King told reporters later that he was still undecided.

Trump also singled out Meadows in the closed-door meeting, noting that Meadows was for Trump before Trump was even a candidate, several members said. He also ― apparently jokingly ― told Meadows “I’m coming after you!” according to Rep. Bill Flores (R-Texas), who said the line nevertheless got cheers.

“The way the crowd responded was pretty interesting,” Flores said.

Interesting was not the word Meadows used to describe the overall situation, even as he professed to have faith in Trump.

“I certainly still think the president is the best guy to bring this home and close this deal out,” Meadows said. “Hopefully we’ll be able to do that, but if everyone’s entrenched at this particular point, it’s going to be a very difficult 48 hours.”
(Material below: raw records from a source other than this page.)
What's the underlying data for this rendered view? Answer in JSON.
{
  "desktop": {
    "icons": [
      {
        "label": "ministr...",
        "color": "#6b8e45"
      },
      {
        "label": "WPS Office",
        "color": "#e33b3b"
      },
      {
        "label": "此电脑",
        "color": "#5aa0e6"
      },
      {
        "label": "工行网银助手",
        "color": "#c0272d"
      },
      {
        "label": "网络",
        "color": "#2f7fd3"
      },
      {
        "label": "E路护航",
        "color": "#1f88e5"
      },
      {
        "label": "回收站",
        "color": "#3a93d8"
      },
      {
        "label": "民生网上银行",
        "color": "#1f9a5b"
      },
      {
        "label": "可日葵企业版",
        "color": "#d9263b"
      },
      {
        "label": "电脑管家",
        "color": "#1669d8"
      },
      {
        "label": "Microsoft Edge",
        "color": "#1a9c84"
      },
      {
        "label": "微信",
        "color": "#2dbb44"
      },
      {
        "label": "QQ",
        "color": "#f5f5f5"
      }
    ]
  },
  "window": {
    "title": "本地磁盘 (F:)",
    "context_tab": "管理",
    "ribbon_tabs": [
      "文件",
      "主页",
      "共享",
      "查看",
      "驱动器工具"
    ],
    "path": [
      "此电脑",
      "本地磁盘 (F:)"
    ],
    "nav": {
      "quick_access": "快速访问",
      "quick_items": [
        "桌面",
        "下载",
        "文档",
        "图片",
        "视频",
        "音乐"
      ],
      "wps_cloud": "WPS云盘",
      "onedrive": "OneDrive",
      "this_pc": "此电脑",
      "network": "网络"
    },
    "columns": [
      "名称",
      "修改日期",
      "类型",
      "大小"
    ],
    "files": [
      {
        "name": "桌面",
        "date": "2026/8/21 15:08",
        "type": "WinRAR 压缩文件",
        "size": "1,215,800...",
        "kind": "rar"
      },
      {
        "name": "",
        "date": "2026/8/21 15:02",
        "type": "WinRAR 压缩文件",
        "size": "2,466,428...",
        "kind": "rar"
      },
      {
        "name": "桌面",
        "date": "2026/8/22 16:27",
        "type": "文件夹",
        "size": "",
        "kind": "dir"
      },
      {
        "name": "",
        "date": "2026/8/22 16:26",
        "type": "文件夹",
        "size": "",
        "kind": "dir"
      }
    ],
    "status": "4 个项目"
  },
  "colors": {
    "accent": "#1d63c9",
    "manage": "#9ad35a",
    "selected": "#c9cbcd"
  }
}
Meadows offered a somewhat ironic response when reporters asked him about being publicly called out by Trump.

“The president and I know each other well, and I have nothing but the utmost respect for his willingness and ability to close a deal,” Meadows said, even though he didn’t change his mind. “This is what he’s done all his life, and who am I to challenge those tactics?”

Trump was setting up meetings with individual holdouts in the Freedom Caucus, but it was unclear what he could offer them.

Rep. Randy Weber (R-Texas) said it would be easy to talk to Trump if he calls: “They say, ‘What are you going to tell the president when he calls, blah, blah, blah, blah.’ You know, I said, it’s easy. You guys are overthinking this too much. It’s [crackling noises] Mr. Presi… [static noises] my cellphone [static noises] gotta real bad [static noises]…”

Meadows told reporters that Ryan and the other House leaders were no longer negotiating changes.

This article has been updated with additional comments from members of Congress.